Manuela Bezzola

Personal information
- Nationality: Switzerland
- Born: 12 August 1989 (age 36)
- Height: 1.64 m (5 ft 4+1⁄2 in)
- Weight: 49 kg (108 lb)

Sport
- Sport: Taekwondo
- Event: 49 kg

Medal record
Women's taekwondo
Representing Switzerland
Universiade
| Gold medal – first place | 2009 Belgrade | 51 kg |
European Championships
| Bronze medal – third place | 2010 St. Petersburg | 53 kg |

= Manuela Bezzola =

Swiss taekwondo practitioner

Manuela Bezzola (born 12 August 1989) is a Swiss taekwondo practitioner. She defeated Chinese Taipei's Yang Shu-Chun for the gold medal in the women's 51 kg division at the 2009 Summer Universiade in Belgrade, Serbia.
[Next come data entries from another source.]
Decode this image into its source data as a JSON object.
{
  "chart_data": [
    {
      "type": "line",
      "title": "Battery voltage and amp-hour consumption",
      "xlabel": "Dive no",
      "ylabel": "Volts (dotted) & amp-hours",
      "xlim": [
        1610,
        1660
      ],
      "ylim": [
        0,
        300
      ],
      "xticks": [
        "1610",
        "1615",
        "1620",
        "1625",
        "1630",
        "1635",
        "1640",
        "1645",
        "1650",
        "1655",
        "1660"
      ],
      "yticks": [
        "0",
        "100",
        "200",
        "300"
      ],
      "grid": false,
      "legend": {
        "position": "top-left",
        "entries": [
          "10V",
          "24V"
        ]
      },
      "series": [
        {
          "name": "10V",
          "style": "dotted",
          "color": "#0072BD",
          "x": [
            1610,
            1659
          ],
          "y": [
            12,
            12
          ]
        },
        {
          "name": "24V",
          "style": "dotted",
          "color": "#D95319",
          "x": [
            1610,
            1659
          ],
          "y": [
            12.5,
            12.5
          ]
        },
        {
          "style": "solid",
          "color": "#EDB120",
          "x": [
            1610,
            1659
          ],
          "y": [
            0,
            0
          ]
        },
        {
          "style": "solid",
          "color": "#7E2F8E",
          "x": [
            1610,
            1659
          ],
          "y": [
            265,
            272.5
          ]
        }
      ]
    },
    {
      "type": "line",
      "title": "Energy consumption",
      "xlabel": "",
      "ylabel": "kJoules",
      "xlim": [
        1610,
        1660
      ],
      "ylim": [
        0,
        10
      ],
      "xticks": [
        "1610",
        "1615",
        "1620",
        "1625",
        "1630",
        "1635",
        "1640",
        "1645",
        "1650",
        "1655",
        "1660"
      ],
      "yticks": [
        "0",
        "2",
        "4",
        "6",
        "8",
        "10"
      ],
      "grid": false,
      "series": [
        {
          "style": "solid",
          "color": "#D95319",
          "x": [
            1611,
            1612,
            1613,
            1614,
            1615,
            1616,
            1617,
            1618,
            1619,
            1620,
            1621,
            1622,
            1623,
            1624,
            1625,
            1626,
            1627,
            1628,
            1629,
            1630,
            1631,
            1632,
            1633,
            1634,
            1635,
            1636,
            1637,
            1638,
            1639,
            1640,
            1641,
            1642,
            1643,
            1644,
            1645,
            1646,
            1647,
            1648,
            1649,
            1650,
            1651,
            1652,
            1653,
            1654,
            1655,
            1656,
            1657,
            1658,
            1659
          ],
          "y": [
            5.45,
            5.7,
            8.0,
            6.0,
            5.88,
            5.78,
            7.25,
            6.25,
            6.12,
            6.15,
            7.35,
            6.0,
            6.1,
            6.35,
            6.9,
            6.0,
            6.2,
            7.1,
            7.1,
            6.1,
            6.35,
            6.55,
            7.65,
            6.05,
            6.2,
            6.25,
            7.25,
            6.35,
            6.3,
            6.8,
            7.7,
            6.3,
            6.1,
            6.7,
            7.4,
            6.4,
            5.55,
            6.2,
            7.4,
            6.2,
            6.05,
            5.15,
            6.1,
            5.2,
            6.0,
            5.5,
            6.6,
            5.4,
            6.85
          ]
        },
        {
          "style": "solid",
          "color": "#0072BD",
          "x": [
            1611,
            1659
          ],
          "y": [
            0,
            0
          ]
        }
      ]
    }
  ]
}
She also captured a bronze medal in the bantamweight division (53 kg) at the 2010 European Taekwondo Championships in St. Petersburg, Russia.

Bezzola qualified for the women's 49 kg class at the 2008 Summer Olympics in Beijing, after placing second in the European Qualification Tournament in Istanbul, Turkey. She lost the preliminary round of sixteen match to Charlotte Craig of the United States.